Прислушивается к «агитаторам» по-прежнему тайный сыск. Летят агентурные донесения в Петербург. Уж филерам известна вся подноготная. Куда и как перебирается Искандер со всеми своими спутниками. Надежды разрушить, сокрушить это гнездо, это «складочное место» злокозненной пропаганды, у агента (воспарившего над Женевским озером) – самое радужное: к лету всё и свершится, – доносит он своим хозяевам.
Не так страшна эта история. Одно дурно, молодые эмигранты житья не дают. Женевский молодняк из «птенцов» и «щенят», как Герцен их именует, превращается в «волчат», и они без устали его терзают. Разделились на «буассиерцев», вполне лояльных, даже помогающих в деле, не игнорирующих Буассьерку, и «непримиримых».

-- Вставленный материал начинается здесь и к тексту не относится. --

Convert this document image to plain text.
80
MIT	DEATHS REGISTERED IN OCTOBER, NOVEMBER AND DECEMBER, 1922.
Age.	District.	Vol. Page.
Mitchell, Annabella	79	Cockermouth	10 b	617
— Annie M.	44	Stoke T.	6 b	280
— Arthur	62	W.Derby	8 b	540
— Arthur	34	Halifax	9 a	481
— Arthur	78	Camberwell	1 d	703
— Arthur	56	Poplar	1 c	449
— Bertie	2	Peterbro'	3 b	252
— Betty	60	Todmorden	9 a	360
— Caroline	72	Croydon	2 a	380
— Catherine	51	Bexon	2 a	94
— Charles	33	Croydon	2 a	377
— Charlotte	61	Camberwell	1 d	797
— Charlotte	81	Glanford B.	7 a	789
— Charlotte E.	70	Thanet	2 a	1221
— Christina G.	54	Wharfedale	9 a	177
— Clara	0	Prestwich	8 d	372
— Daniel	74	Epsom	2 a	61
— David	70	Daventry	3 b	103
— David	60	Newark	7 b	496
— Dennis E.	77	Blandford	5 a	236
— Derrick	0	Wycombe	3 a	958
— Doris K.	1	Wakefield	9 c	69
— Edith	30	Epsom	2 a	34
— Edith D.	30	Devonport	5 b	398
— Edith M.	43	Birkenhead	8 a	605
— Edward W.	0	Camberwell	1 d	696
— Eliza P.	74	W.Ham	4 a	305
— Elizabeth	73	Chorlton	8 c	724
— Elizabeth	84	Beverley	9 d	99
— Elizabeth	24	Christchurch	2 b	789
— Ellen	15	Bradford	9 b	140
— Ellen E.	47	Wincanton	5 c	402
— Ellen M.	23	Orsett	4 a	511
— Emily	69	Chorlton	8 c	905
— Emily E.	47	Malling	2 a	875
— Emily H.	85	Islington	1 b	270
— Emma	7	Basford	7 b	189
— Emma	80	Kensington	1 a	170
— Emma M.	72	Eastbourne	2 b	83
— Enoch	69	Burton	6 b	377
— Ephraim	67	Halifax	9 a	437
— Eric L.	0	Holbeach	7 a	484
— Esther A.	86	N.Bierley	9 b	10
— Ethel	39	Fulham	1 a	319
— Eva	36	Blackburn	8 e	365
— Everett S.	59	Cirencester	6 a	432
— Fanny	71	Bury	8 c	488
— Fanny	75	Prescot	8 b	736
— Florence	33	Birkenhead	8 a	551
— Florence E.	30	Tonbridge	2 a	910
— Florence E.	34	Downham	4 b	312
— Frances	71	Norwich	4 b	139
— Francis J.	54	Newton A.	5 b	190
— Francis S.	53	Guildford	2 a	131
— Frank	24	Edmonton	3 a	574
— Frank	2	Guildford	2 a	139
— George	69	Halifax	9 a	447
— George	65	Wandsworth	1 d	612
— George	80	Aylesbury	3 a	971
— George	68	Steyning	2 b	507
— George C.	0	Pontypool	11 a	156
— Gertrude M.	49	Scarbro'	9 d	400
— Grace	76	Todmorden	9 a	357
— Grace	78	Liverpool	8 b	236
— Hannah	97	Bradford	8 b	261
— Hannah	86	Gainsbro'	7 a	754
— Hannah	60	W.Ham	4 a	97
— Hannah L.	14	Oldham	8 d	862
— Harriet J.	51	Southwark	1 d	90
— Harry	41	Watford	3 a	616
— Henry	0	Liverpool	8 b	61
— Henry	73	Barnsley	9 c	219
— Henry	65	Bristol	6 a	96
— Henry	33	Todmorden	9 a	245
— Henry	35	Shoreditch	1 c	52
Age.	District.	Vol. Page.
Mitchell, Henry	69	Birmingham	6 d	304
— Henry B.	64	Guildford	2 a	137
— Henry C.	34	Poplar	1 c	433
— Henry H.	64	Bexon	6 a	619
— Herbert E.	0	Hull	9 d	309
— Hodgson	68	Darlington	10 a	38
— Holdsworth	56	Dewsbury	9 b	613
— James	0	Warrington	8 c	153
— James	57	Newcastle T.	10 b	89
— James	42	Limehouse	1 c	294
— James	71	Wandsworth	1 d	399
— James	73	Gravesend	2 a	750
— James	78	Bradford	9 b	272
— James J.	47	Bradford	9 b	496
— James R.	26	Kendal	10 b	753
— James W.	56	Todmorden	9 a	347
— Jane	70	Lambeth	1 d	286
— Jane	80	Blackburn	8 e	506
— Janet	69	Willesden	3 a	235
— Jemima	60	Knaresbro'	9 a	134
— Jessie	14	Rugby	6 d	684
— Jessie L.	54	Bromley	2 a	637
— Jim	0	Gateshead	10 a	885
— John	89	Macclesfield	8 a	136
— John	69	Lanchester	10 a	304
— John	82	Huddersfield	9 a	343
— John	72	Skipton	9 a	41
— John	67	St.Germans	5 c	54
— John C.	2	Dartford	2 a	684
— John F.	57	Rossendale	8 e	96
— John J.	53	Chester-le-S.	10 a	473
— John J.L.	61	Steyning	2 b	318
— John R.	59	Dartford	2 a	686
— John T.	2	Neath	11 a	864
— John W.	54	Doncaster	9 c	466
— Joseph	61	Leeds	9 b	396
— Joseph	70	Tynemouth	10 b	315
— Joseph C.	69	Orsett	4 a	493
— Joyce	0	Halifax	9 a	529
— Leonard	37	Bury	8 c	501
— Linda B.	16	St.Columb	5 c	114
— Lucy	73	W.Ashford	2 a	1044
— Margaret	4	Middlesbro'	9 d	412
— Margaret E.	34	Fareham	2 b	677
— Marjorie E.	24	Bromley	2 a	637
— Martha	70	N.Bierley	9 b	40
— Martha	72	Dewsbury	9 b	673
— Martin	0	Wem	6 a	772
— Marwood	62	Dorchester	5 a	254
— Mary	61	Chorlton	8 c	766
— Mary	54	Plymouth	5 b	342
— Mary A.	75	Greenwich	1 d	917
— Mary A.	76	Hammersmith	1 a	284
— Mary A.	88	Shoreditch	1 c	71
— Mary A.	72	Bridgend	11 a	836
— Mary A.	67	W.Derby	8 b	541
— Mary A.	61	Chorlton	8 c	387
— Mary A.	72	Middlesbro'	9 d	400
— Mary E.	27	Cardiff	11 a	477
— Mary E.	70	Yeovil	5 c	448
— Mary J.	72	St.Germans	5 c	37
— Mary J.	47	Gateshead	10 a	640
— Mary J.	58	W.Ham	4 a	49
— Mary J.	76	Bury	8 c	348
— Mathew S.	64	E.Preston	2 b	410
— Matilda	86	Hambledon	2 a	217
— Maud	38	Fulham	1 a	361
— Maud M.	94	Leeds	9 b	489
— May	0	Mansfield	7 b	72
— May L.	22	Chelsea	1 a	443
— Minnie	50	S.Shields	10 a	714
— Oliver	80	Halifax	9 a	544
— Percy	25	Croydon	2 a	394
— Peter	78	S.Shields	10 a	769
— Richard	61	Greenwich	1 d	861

Укрыться от «праздных интриганов» в Женеве довольно трудно. Да и «работать с ними нельзя». «Один Мечников умеет писать». Все погрязли в ссорах. «Русская эмиграция в Женеве, если состоит из 10 человек, образует столько же или 11 партий», – невесело добавляет Тата к одному из писем отца Марии Рейхель.
Особо донимает А. А. Серно-Соловьевич, так обласканный Герценом еще в Лондоне. Он протестует против всякого, мало-мальски приемлемого соглашения с редакторами «Колокола», пишет против них «ругательные» листовки, скандалит, злословит, будучи крайне неуравновешенным. Герцен принимает его в Буассьере и продолжает давать деньги на лечение в психиатрической клинике. Он кается, просит защиты, признается в своей клевете, а потом нападает на своего благодетеля с новой безумной яростью.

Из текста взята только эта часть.